L’algoritmo della felicità
di Martina Cesaretti
Tempo di lettura 3'
2La lettura di La fattoria degli umani di Enrico Pedemonte solleva un interrogativo fondamentale: l’intelligenza artificiale ci condurrà verso una condizione di autentico benessere, oppure si limiterà a costruire l’illusione della felicità?
Il 1° febbraio 1996 il Senato degli Stati Uniti approvò la prima legge che tentava di porre un argine all’espansione incontrollata di Internet: il Communications Decency Act. Una normativa concepita per tutelare la privacy e promuovere forme di decoro online, ma che segnava al tempo stesso l’ingresso in una nuova fase storica: una fase in cui gli esseri umani avrebbero progressivamente delegato alle macchine porzioni sempre più intime della propria esistenza.
Oggi, a quasi trent’anni di distanza, quella stessa domanda si ripresenta con rinnovata urgenza:
quanto potere siamo disposti ad attribuire agli algoritmi nella definizione della nostra felicità?
L’intelligenza artificiale sta infatti trasformando in profondità i nostri modi di vivere, di percepire e di decidere.
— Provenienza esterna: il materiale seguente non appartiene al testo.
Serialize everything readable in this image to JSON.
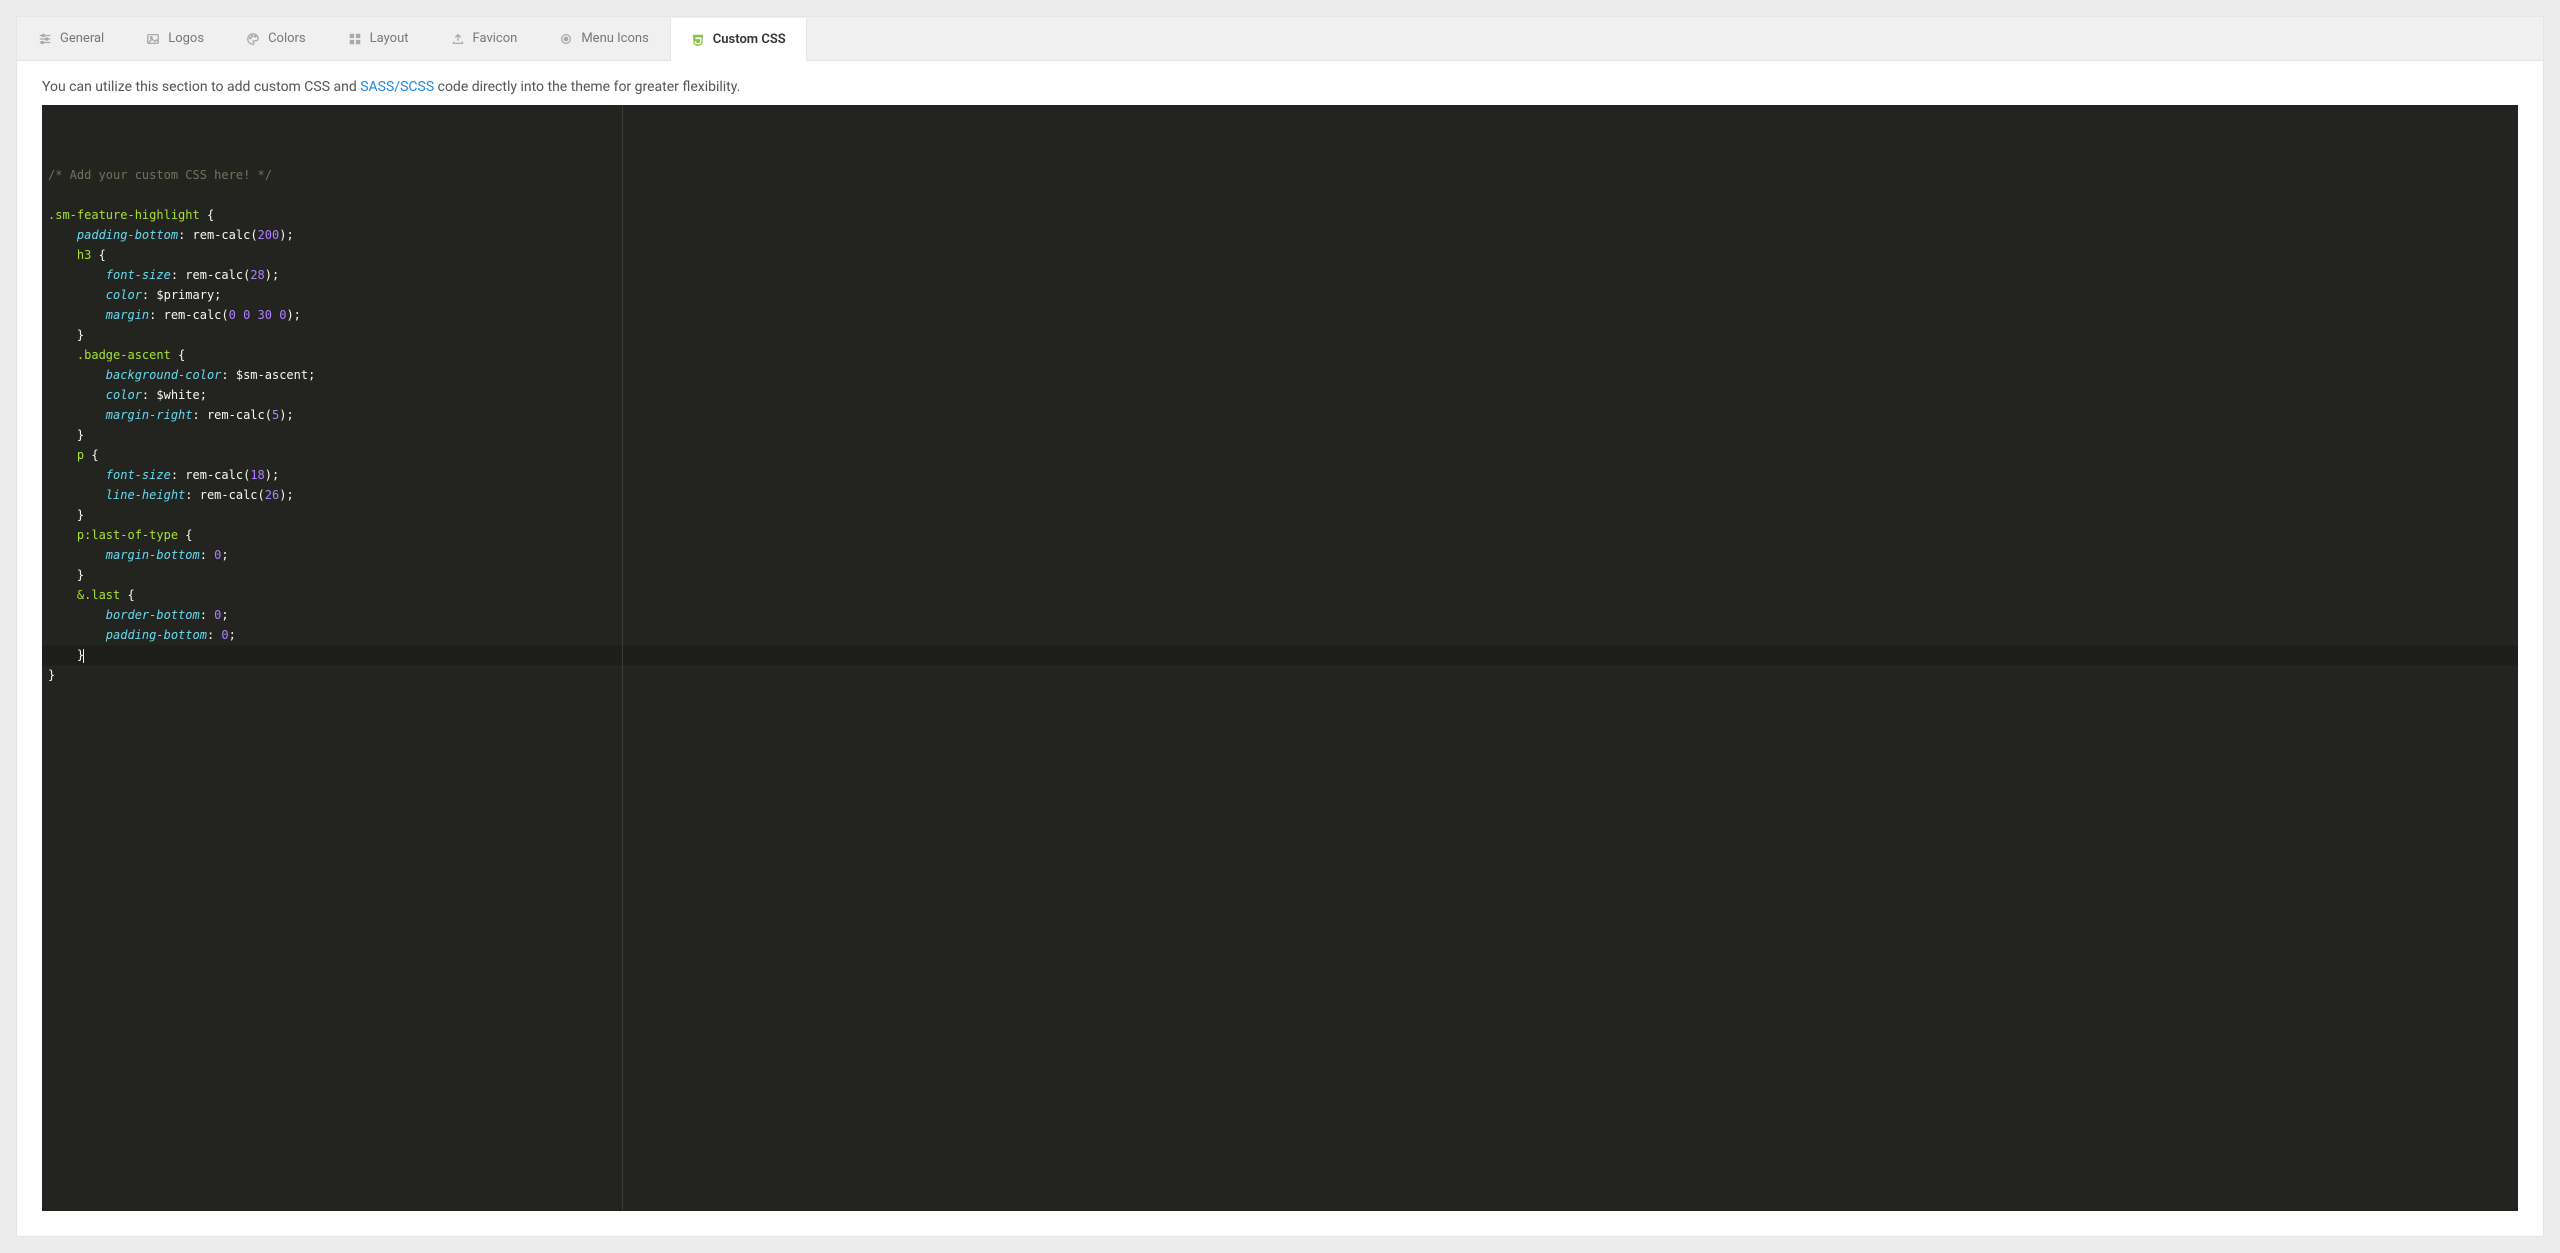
{
  "tabs": {
    "items": [
      {
        "label": "General",
        "icon": "sliders-icon",
        "active": false
      },
      {
        "label": "Logos",
        "icon": "image-icon",
        "active": false
      },
      {
        "label": "Colors",
        "icon": "palette-icon",
        "active": false
      },
      {
        "label": "Layout",
        "icon": "grid-icon",
        "active": false
      },
      {
        "label": "Favicon",
        "icon": "upload-icon",
        "active": false
      },
      {
        "label": "Menu Icons",
        "icon": "target-icon",
        "active": false
      },
      {
        "label": "Custom CSS",
        "icon": "css3-icon",
        "active": true
      }
    ]
  },
  "description": {
    "pre": "You can utilize this section to add custom CSS and ",
    "link_text": "SASS/SCSS",
    "post": " code directly into the theme for greater flexibility."
  },
  "editor": {
    "lines": [
      {
        "t": "comment",
        "text": "/* Add your custom CSS here! */"
      },
      {
        "t": "blank",
        "text": ""
      },
      {
        "t": "sel",
        "tokens": [
          [
            "sel",
            ".sm-feature-highlight"
          ],
          [
            "punc",
            " {"
          ]
        ]
      },
      {
        "t": "rule",
        "indent": 1,
        "prop": "padding-bottom",
        "valtokens": [
          [
            "fn",
            "rem-calc("
          ],
          [
            "num",
            "200"
          ],
          [
            "fn",
            ")"
          ],
          [
            "punc",
            ";"
          ]
        ]
      },
      {
        "t": "sel",
        "indent": 1,
        "tokens": [
          [
            "sel",
            "h3"
          ],
          [
            "punc",
            " {"
          ]
        ]
      },
      {
        "t": "rule",
        "indent": 2,
        "prop": "font-size",
        "valtokens": [
          [
            "fn",
            "rem-calc("
          ],
          [
            "num",
            "28"
          ],
          [
            "fn",
            ")"
          ],
          [
            "punc",
            ";"
          ]
        ]
      },
      {
        "t": "rule",
        "indent": 2,
        "prop": "color",
        "valtokens": [
          [
            "var",
            "$primary"
          ],
          [
            "punc",
            ";"
          ]
        ]
      },
      {
        "t": "rule",
        "indent": 2,
        "prop": "margin",
        "valtokens": [
          [
            "fn",
            "rem-calc("
          ],
          [
            "num",
            "0 0 30 0"
          ],
          [
            "fn",
            ")"
          ],
          [
            "punc",
            ";"
          ]
        ]
      },
      {
        "t": "close",
        "indent": 1
      },
      {
        "t": "sel",
        "indent": 1,
        "tokens": [
          [
            "sel",
            ".badge-ascent"
          ],
          [
            "punc",
            " {"
          ]
        ]
      },
      {
        "t": "rule",
        "indent": 2,
        "prop": "background-color",
        "valtokens": [
          [
            "var",
            "$sm-ascent"
          ],
          [
            "punc",
            ";"
          ]
        ]
      },
      {
        "t": "rule",
        "indent": 2,
        "prop": "color",
        "valtokens": [
          [
            "var",
            "$white"
          ],
          [
            "punc",
            ";"
          ]
        ]
      },
      {
        "t": "rule",
        "indent": 2,
        "prop": "margin-right",
        "valtokens": [
          [
            "fn",
            "rem-calc("
          ],
          [
            "num",
            "5"
          ],
          [
            "fn",
            ")"
          ],
          [
            "punc",
            ";"
          ]
        ]
      },
      {
        "t": "close",
        "indent": 1
      },
      {
        "t": "sel",
        "indent": 1,
        "tokens": [
          [
            "sel",
            "p"
          ],
          [
            "punc",
            " {"
          ]
        ]
      },
      {
        "t": "rule",
        "indent": 2,
        "prop": "font-size",
        "valtokens": [
          [
            "fn",
            "rem-calc("
          ],
          [
            "num",
            "18"
          ],
          [
            "fn",
            ")"
          ],
          [
            "punc",
            ";"
          ]
        ]
      },
      {
        "t": "rule",
        "indent": 2,
        "prop": "line-height",
        "valtokens": [
          [
            "fn",
            "rem-calc("
          ],
          [
            "num",
            "26"
          ],
          [
            "fn",
            ")"
          ],
          [
            "punc",
            ";"
          ]
        ]
      },
      {
        "t": "close",
        "indent": 1
      },
      {
        "t": "sel",
        "indent": 1,
        "tokens": [
          [
            "sel",
            "p:last-of-type"
          ],
          [
            "punc",
            " {"
          ]
        ]
      },
      {
        "t": "rule",
        "indent": 2,
        "prop": "margin-bottom",
        "valtokens": [
          [
            "num",
            "0"
          ],
          [
            "punc",
            ";"
          ]
        ]
      },
      {
        "t": "close",
        "indent": 1
      },
      {
        "t": "sel",
        "indent": 1,
        "tokens": [
          [
            "sel",
            "&.last"
          ],
          [
            "punc",
            " {"
          ]
        ]
      },
      {
        "t": "rule",
        "indent": 2,
        "prop": "border-bottom",
        "valtokens": [
          [
            "num",
            "0"
          ],
          [
            "punc",
            ";"
          ]
        ]
      },
      {
        "t": "rule",
        "indent": 2,
        "prop": "padding-bottom",
        "valtokens": [
          [
            "num",
            "0"
          ],
          [
            "punc",
            ";"
          ]
        ]
      },
      {
        "t": "close",
        "indent": 1,
        "current": true
      },
      {
        "t": "close",
        "indent": 0
      }
    ]
  }
}
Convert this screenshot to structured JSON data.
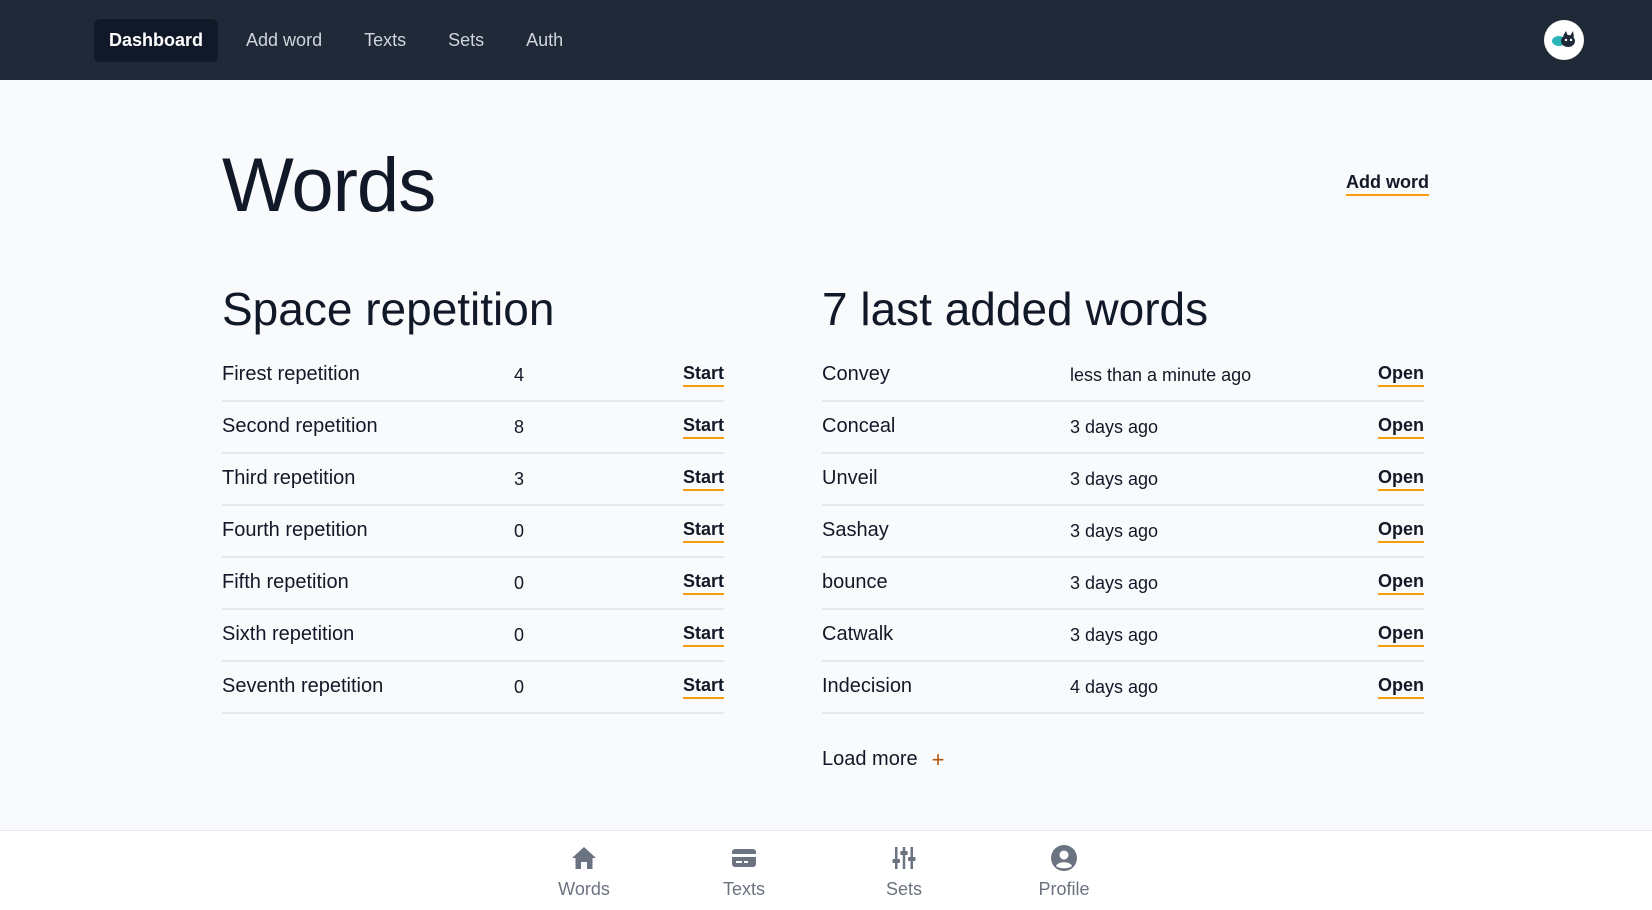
{
  "topnav": {
    "items": [
      {
        "label": "Dashboard",
        "active": true
      },
      {
        "label": "Add word",
        "active": false
      },
      {
        "label": "Texts",
        "active": false
      },
      {
        "label": "Sets",
        "active": false
      },
      {
        "label": "Auth",
        "active": false
      }
    ],
    "avatar_icon": "cat-avatar-icon"
  },
  "main": {
    "title": "Words",
    "add_word_link": "Add word",
    "repetition": {
      "title": "Space repetition",
      "rows": [
        {
          "name": "Firest repetition",
          "count": "4",
          "action": "Start"
        },
        {
          "name": "Second repetition",
          "count": "8",
          "action": "Start"
        },
        {
          "name": "Third repetition",
          "count": "3",
          "action": "Start"
        },
        {
          "name": "Fourth repetition",
          "count": "0",
          "action": "Start"
        },
        {
          "name": "Fifth repetition",
          "count": "0",
          "action": "Start"
        },
        {
          "name": "Sixth repetition",
          "count": "0",
          "action": "Start"
        },
        {
          "name": "Seventh repetition",
          "count": "0",
          "action": "Start"
        }
      ]
    },
    "last_words": {
      "title": "7 last added words",
      "rows": [
        {
          "word": "Convey",
          "added": "less than a minute ago",
          "action": "Open"
        },
        {
          "word": "Conceal",
          "added": "3 days ago",
          "action": "Open"
        },
        {
          "word": "Unveil",
          "added": "3 days ago",
          "action": "Open"
        },
        {
          "word": "Sashay",
          "added": "3 days ago",
          "action": "Open"
        },
        {
          "word": "bounce",
          "added": "3 days ago",
          "action": "Open"
        },
        {
          "word": "Catwalk",
          "added": "3 days ago",
          "action": "Open"
        },
        {
          "word": "Indecision",
          "added": "4 days ago",
          "action": "Open"
        }
      ],
      "load_more": "Load more"
    }
  },
  "bottomnav": {
    "items": [
      {
        "label": "Words",
        "icon": "home-icon"
      },
      {
        "label": "Texts",
        "icon": "card-icon"
      },
      {
        "label": "Sets",
        "icon": "sliders-icon"
      },
      {
        "label": "Profile",
        "icon": "user-circle-icon"
      }
    ]
  },
  "colors": {
    "nav_bg": "#1f2937",
    "accent_underline": "#f59e0b",
    "page_bg": "#f9fafb"
  }
}
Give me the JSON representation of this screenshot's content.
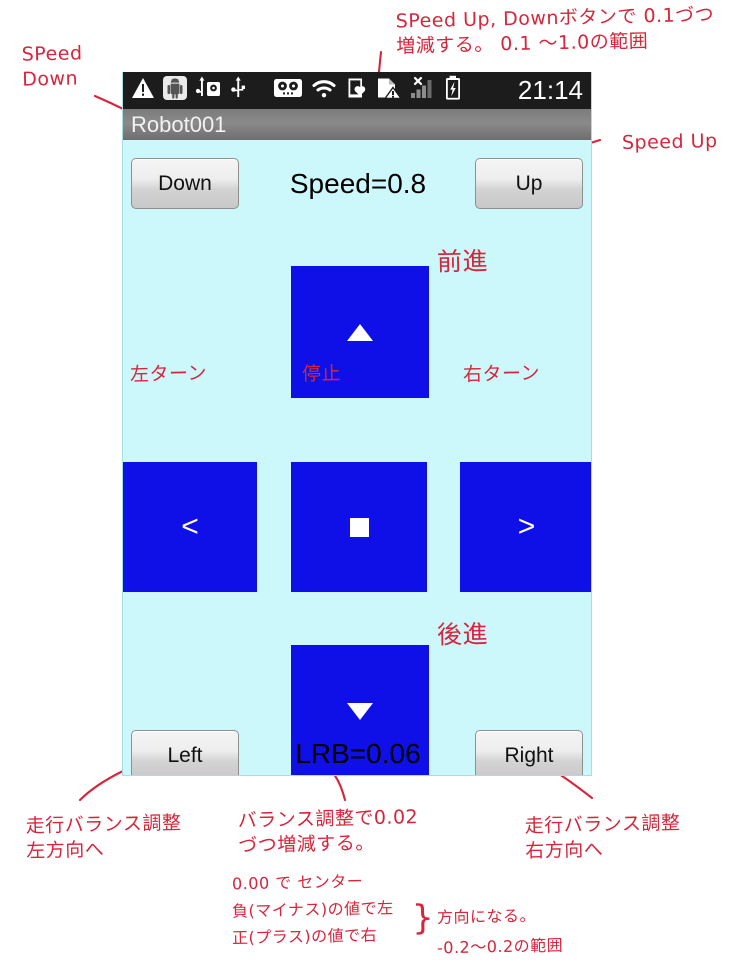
{
  "status_bar": {
    "icons": [
      "warning-triangle-icon",
      "android-debug-icon",
      "usb-storage-icon",
      "usb-icon",
      "tape-recorder-icon",
      "wifi-icon",
      "phone-heart-icon",
      "sd-card-warning-icon",
      "signal-bars-no-service-icon",
      "battery-charging-icon"
    ],
    "clock": "21:14"
  },
  "title_bar": {
    "title": "Robot001"
  },
  "controls": {
    "speed_down_label": "Down",
    "speed_up_label": "Up",
    "speed_readout": "Speed=0.8",
    "lrb_left_label": "Left",
    "lrb_right_label": "Right",
    "lrb_readout": "LRB=0.06",
    "forward_glyph": "triangle-up",
    "backward_glyph": "triangle-down",
    "left_glyph": "<",
    "right_glyph": ">",
    "stop_glyph": "square"
  },
  "colors": {
    "screen_background": "#ccf7fb",
    "pad_blue": "#0f0fe8",
    "annotation_red": "#d5263c",
    "status_bar": "#1c1c1c",
    "title_bar": "#7f7f7f"
  },
  "annotations": {
    "speed_down": "SPeed\nDown",
    "speed_up": "Speed Up",
    "speed_note": "SPeed Up, Downボタンで 0.1づつ\n増減する。 0.1 〜1.0の範囲",
    "forward": "前進",
    "backward": "後進",
    "left_turn": "左ターン",
    "stop": "停止",
    "right_turn": "右ターン",
    "balance_left": "走行バランス調整\n左方向へ",
    "balance_right": "走行バランス調整\n右方向へ",
    "lrb_note_1": "バランス調整で0.02\nづつ増減する。",
    "lrb_note_2": "0.00 で センター",
    "lrb_note_3": "負(マイナス)の値で左",
    "lrb_note_4": "正(プラス)の値で右",
    "lrb_note_5": "方向になる。",
    "lrb_note_6": "-0.2〜0.2の範囲",
    "brace": "}"
  }
}
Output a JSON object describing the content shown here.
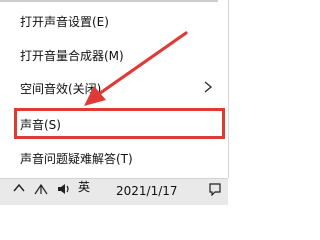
{
  "menu": {
    "items": [
      {
        "label": "打开声音设置(E)"
      },
      {
        "label": "打开音量合成器(M)"
      },
      {
        "label": "空间音效(关闭)"
      },
      {
        "label": "声音(S)"
      },
      {
        "label": "声音问题疑难解答(T)"
      }
    ]
  },
  "taskbar": {
    "language": "英",
    "date": "2021/1/17"
  },
  "colors": {
    "highlight": "#e03a36",
    "menu_text": "#111111"
  },
  "icons": [
    "chevron-right-icon",
    "chevron-up-icon",
    "network-icon",
    "notification-icon"
  ]
}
Continuiamo a pensare che le nostre scelte derivino dalle nostre inclinazioni personali, ma sempre più spesso non ci rendiamo conto che sono gli algoritmi a prefigurarle, orientarle e talvolta persino a generarne le premesse.
Dall’assistente virtuale che predice ciò che potremmo desiderare ascoltare, al feed dei social che determina ciò che riterremo rilevante, fino all’algoritmo di Netflix che anticipa i nostri gusti: la nostra esperienza del piacere è ormai mediata da calcoli opachi, da sistemi che operano come buchi neri all’interno dei quali non possiamo osservare né comprendere i meccanismi decisionali.
In questo scenario, le nostre scelte appaiono sempre meno autonome. Spesso non facciamo altro che accettare — quasi senza accorgercene — ciò che un algoritmo ha già selezionato per noi. E allora, se l’intelligenza artificiale arriverà a conoscerci meglio di quanto noi conosciamo noi stessi, saremo ancora capaci di sorprenderci?
Immaginiamo di trovarci nel futuro. È il 12 novembre 2145 e sul mercato debutta una nuova applicazione: “L’algoritmo della felicità”. Con questa app nessuno deve più decidere autonomamente.
“Felicity” analizza ogni aspetto della nostra vita: il battito cardiaco, le ricerche online, i like che mettiamo, i post che condividiamo, le emozioni che proviamo guardando un film o trascorrendo del tempo con qualcuno, perfino i sogni che facciamo durante la notte. Non dobbiamo più preoccuparci di cosa cucinare, quale film scegliere o quante ore lavorare.
L’app decide per noi. E noi, seguendone le indicazioni, ci sentiamo bene. Le persone sorridono di più, dormono meglio, litigano di meno. L’algoritmo individua la compagnia ideale, le parole più adatte, il ritmo di vita perfetto, tanto che anche il governo la definisce “una rivoluzione compiuta”: la società sembra finalmente felice. Eppure, talvolta, qualcuno si sveglia con un senso di vuoto difficile da spiegare. Ha tutto, eppure sente che manca qualcosa. Spegne il telefono: nessuna notifica, nessun suggerimento, nessun messaggio. Solo silenzio. Un silenzio che lascia intuire che la felicità autentica non può essere programmata.
La felicità, come il benessere umano, nasce dalle scelte — da quelle giuste e da quelle sbagliate — che ci fanno stare bene o male, ma che in ogni caso ci fanno sentire vivi. La vera felicità è fatta di emozioni che nessuna macchina può calcolare: l’imprevisto, l’errore, la meraviglia. Forse, allora, l’intelligenza artificiale non è il vero problema: il problema è quanto facilmente siamo disposti a lasciare che qualcun altro — anche se si tratta di un algoritmo — decida al posto nostro cosa dovrebbe renderci felici. E se rinunciamo alla libertà di scegliere, possiamo davvero dire di essere felici?
Bibliografia
- La fattoria degli umani, Enrico Pedemonte, 2024.